AI tools are getting better at producing solutions quickly. That makes it even easier to chase answers without understanding. And it makes slow, careful tutorials harder to justify.

Macroeconomic pressure

People are anxious about jobs, interviews, and staying relevant. Creators feel that too. So content shifts toward what feels immediately useful, often in the shortest format possible.

Where creators are going instead

Creators aren’t moving toward short content only because they want to. For many, it’s survival. Staying discoverable. Staying relevant. Staying paid. In practice, the new default looks like this:

  • Quick tips and patterns
  • Rapid-fire solutions
  • “Here’s the code” walkthroughs
  • Short demos instead of deep dives

The creators who do well will be the ones who can keep some “why” in a short format. That’s hard.

The rise of freemium AI platforms

Some creators are also building freemium, AI-assisted platforms. It’s usually short content plus an AI chat layer. That helps them meet the “fast help” expectation without making a two-hour tutorial every week.

These platforms won’t always replicate the depth of traditional tutorials, but they do align with what users increasingly want: immediate help with minimal friction.

What this means for the future of engineering

This shift has real consequences:

Engineering quality could become questionable

Quick fixes solve immediate problems.

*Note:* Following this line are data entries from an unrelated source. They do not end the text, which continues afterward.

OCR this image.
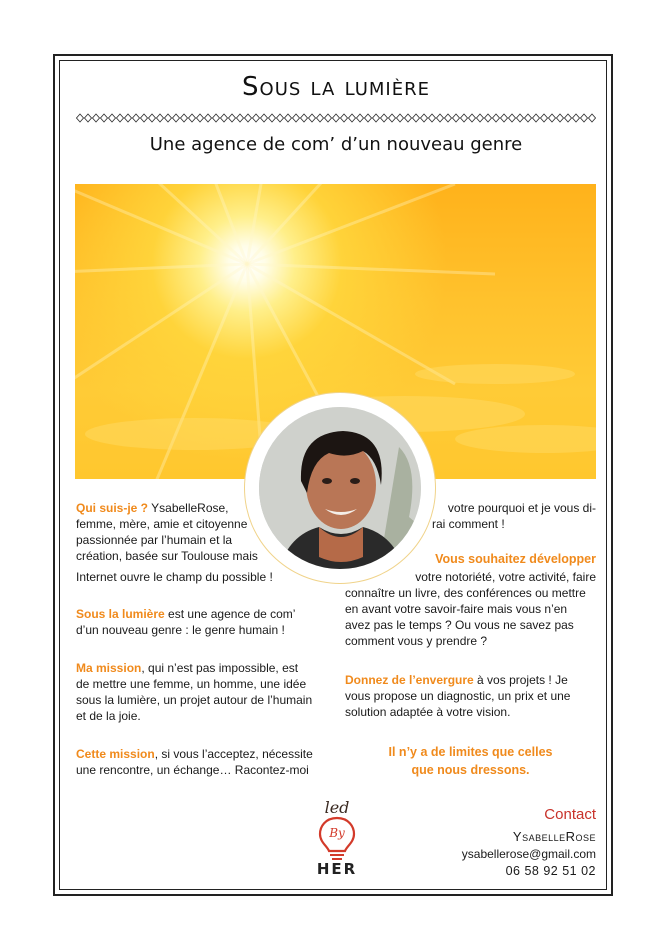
Sous la lumière
Une agence de com’ d’un nouveau genre
Qui suis-je ? YsabelleRose,
femme, mère, amie et citoyenne
passionnée par l’humain et la
création, basée sur Toulouse mais
Internet ouvre le champ du possible !
Sous la lumière est une agence de com’
d’un nouveau genre : le genre humain !
Ma mission, qui n’est pas impossible, est
de mettre une femme, un homme, une idée
sous la lumière, un projet autour de l’humain
et de la joie.
Cette mission, si vous l’acceptez, nécessite
une rencontre, un échange… Racontez-moi
votre pourquoi et je vous di-
rai comment !
Vous souhaitez développer
votre notoriété, votre activité, faire
connaître un livre, des conférences ou mettre
en avant votre savoir-faire mais vous n’en
avez pas le temps ? Ou vous ne savez pas
comment vous y prendre ?
Donnez de l’envergure à vos projets ! Je
vous propose un diagnostic, un prix et une
solution adaptée à votre vision.
Il n’y a de limites que celles
que nous dressons.
led
By
HER
Contact
YsabelleRose
ysabellerose@gmail.com
06 58 92 51 02
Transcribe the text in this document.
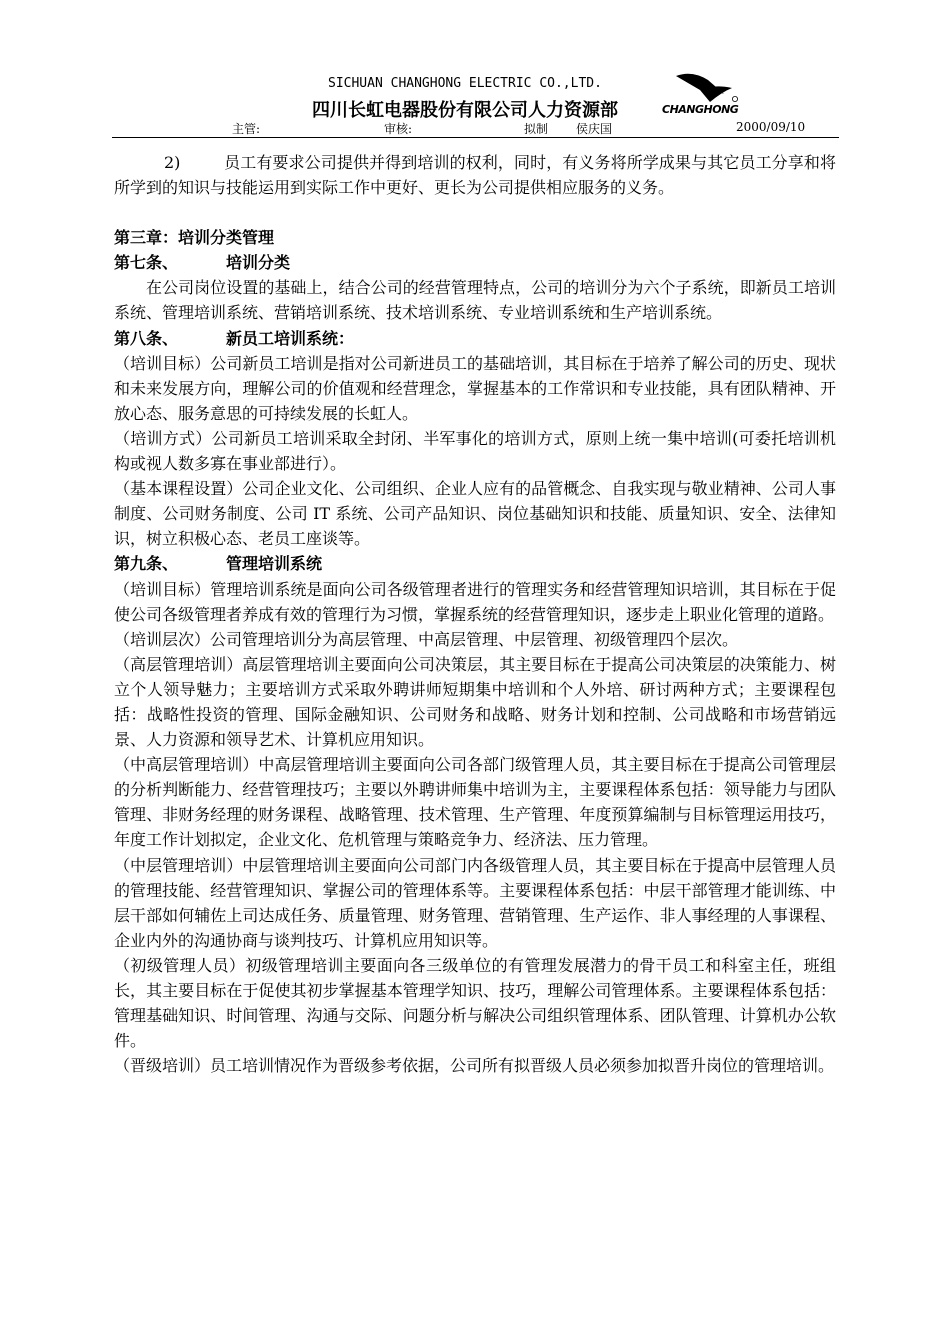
SICHUAN CHANGHONG ELECTRIC CO.,LTD.
四川长虹电器股份有限公司人力资源部	CHANGHONG
主管:	审核:	拟制 侯庆国	2000/09/10

2)	员工有要求公司提供并得到培训的权利，同时，有义务将所学成果与其它员工分享和将所学到的知识与技能运用到实际工作中更好、更长为公司提供相应服务的义务。

第三章：培训分类管理

第七条、	培训分类

在公司岗位设置的基础上，结合公司的经营管理特点，公司的培训分为六个子系统，即新员工培训系统、管理培训系统、营销培训系统、技术培训系统、专业培训系统和生产培训系统。

第八条、	新员工培训系统：

（培训目标）公司新员工培训是指对公司新进员工的基础培训，其目标在于培养了解公司的历史、现状和未来发展方向，理解公司的价值观和经营理念，掌握基本的工作常识和专业技能，具有团队精神、开放心态、服务意思的可持续发展的长虹人。

（培训方式）公司新员工培训采取全封闭、半军事化的培训方式，原则上统一集中培训(可委托培训机构或视人数多寡在事业部进行）。

（基本课程设置）公司企业文化、公司组织、企业人应有的品管概念、自我实现与敬业精神、公司人事制度、公司财务制度、公司 IT 系统、公司产品知识、岗位基础知识和技能、质量知识、安全、法律知识，树立积极心态、老员工座谈等。

第九条、	管理培训系统

（培训目标）管理培训系统是面向公司各级管理者进行的管理实务和经营管理知识培训，其目标在于促使公司各级管理者养成有效的管理行为习惯，掌握系统的经营管理知识，逐步走上职业化管理的道路。

（培训层次）公司管理培训分为高层管理、中高层管理、中层管理、初级管理四个层次。

（高层管理培训）高层管理培训主要面向公司决策层，其主要目标在于提高公司决策层的决策能力、树立个人领导魅力；主要培训方式采取外聘讲师短期集中培训和个人外培、研讨两种方式；主要课程包括：战略性投资的管理、国际金融知识、公司财务和战略、财务计划和控制、公司战略和市场营销远景、人力资源和领导艺术、计算机应用知识。

（中高层管理培训）中高层管理培训主要面向公司各部门级管理人员，其主要目标在于提高公司管理层的分析判断能力、经营管理技巧；主要以外聘讲师集中培训为主，主要课程体系包括：领导能力与团队管理、非财务经理的财务课程、战略管理、技术管理、生产管理、年度预算编制与目标管理运用技巧，年度工作计划拟定，企业文化、危机管理与策略竞争力、经济法、压力管理。

（中层管理培训）中层管理培训主要面向公司部门内各级管理人员，其主要目标在于提高中层管理人员的管理技能、经营管理知识、掌握公司的管理体系等。主要课程体系包括：中层干部管理才能训练、中层干部如何辅佐上司达成任务、质量管理、财务管理、营销管理、生产运作、非人事经理的人事课程、企业内外的沟通协商与谈判技巧、计算机应用知识等。

（初级管理人员）初级管理培训主要面向各三级单位的有管理发展潜力的骨干员工和科室主任，班组长，其主要目标在于促使其初步掌握基本管理学知识、技巧，理解公司管理体系。主要课程体系包括：管理基础知识、时间管理、沟通与交际、问题分析与解决公司组织管理体系、团队管理、计算机办公软件。

（晋级培训）员工培训情况作为晋级参考依据，公司所有拟晋级人员必须参加拟晋升岗位的管理培训。
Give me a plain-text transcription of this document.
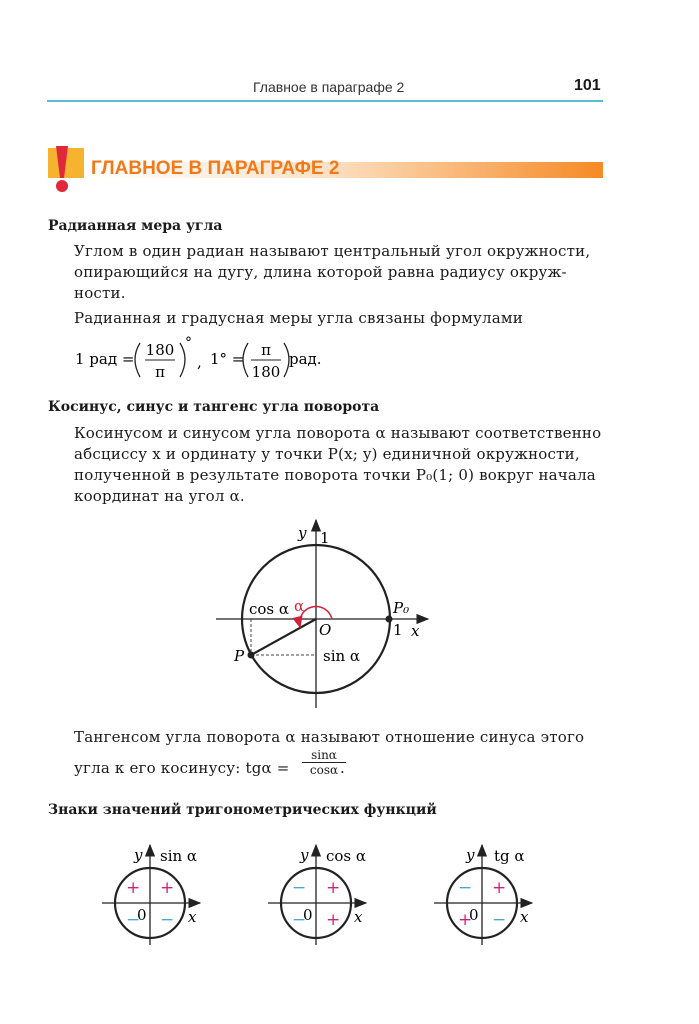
Главное в параграфе 2	101
ГЛАВНОЕ В ПАРАГРАФЕ 2
Радианная мера угла
Углом в один радиан называют центральный угол окружности,
опирающийся на дугу, длина которой равна радиусу окруж-
ности.
Радианная и градусная меры угла связаны формулами
1 рад = 180
π
°
, 1° = π
180
рад.
Косинус, синус и тангенс угла поворота
Косинусом и синусом угла поворота α называют соответственно
абсциссу x и ординату y точки P(x; y) единичной окружности,
полученной в результате поворота точки P₀(1; 0) вокруг начала
координат на угол α.
y 1
x
1
O
P
P₀
α
cos α
sin α
Тангенсом угла поворота α называют отношение синуса этого
угла к его косинусу: $tg\alpha = \frac{\sin\alpha}{\cos\alpha}$
.
Знаки значений тригонометрических функций
y sin α
x
0
+
+
− −
y cos α
x
0
+
−
− +
y tg α
x
0
+
−
+ −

But they don’t build understanding. Over time, you get engineers who know how to ship something, but can’t explain why it works. Or how to debug it when the happy path breaks.

Demand for strong engineers may increase

As systems get more complex, companies still need people who can reason, design, and diagnose. AI may accelerate output, but it also raises the bar for judgment and fundamentals.

People may return to the basics

When shallow learning hits a ceiling, fundamentals come back into focus. Data structures. Algorithms. System design. Core principles. I think we’re already seeing early signs of that swing.

Traditional developers will have to adapt

Developers who treat AI as “cheating” will fall behind. But developers who treat it as a tool, and still build deep understanding, will be the ones who move fast and keep quality.

What I’d keep in focus

The world of coding tutorials is changing fast. Creators are adjusting to shorter formats and experimenting with AI products. That’s understandable. But it also creates a real risk. Trading understanding for speed.

The real challenge is ensuring that as content becomes faster and more digestible, we don’t lose the deeper learning that true engineering requires. The future is coming fast, and whether you’re a content creator or an engineer, it’s worth asking: are we building skill, or just collecting outputs?